Under their contracts with the government, they receive fees for placing people in jobs. They can lose money if their clients do not accept jobs or later quit them. This can also be an incentive to “breach” clients who are difficult to place, removing from an agency’s books to make way for potentially more profitable referrals from Centrelink.
Mission Australia, with Job Network contracts potentially worth $88 million annually, has become a virtual government business. By one newspaper’s estimate, the Salvation Army has grown so huge on government contracts that if it were a company it would be in Australia’s top 200.
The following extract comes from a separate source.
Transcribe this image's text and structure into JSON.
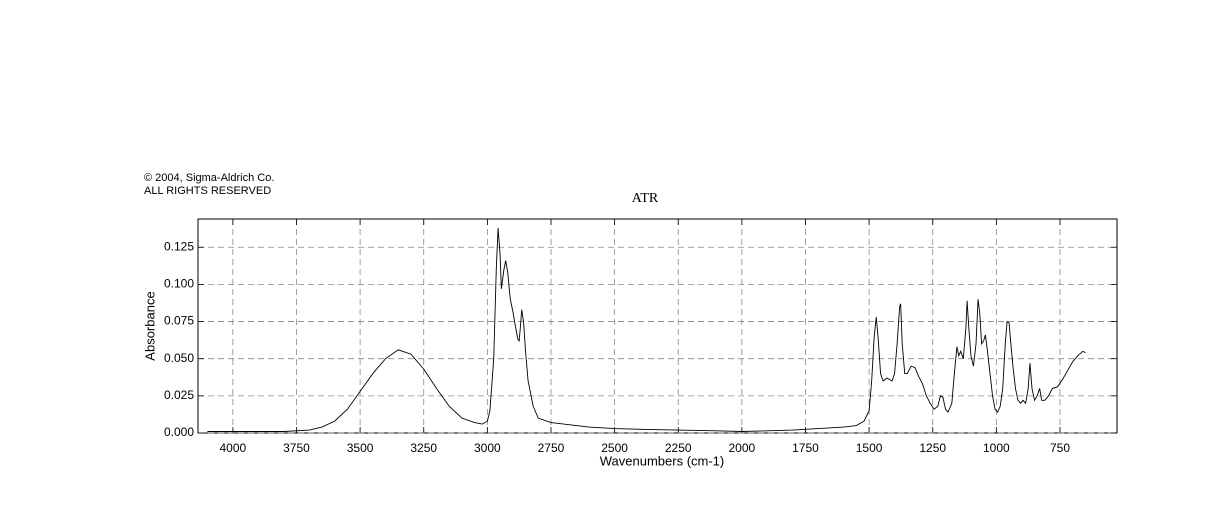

These arrangements are part of the Howard government’s “social coalition” with charities and big business. It is increasingly handing over welfare services to profit-making organisations, which have financial reasons to cut spending levels.
The leading charities also share the government’s ideology of blaming the unemployed and the poor for their own plight. In February, they became part of a new 220-member Social Entrepreneurs Network, which espouses the reactionary line that welfare payments have become a barrier to shifting recipients into so-called self-help projects—essentially small businesses. Poor communities had to become “authors of their own futures,” Vern Hughes, the Network’s secretary, told the inaugural meeting.
While some charities have expressed opposition to the most obvious cruelties of the breaching regime, they have joined a coalition whose underlying agenda is bound up with scrapping the very conception of social responsibility for the plight of the unemployed and other victims of the private profit system.
The government’s aims are clear—to slash public spending, gut social programs and further lower corporate and income taxes, while providing employers with a ready supply of desperate job-seekers who can be forced into low-paid work. As Employment Minister Tony Abbott declared bluntly in April last year, “job snobs” will be cut off benefits if they do not take jobs “they may not like”.
ACOSS has no fundamental disagreement with this program, having participated in last year’s welfare reform report headed by Mission Australia chief Patrick McClure. That report endorsed the government’s attack on so-called “welfare dependency” and its proposals to extend the “activity tests” and other “mutual obligation” requirements to older unemployed workers and single parents.
Even as the government’s brutal breaching regime strips hundreds of thousands of workers and their families of their only source of income, often placing them at the mercy of the charities, these same organisations are profiting from the process and, despite a few qualms about the results, enforcing the system.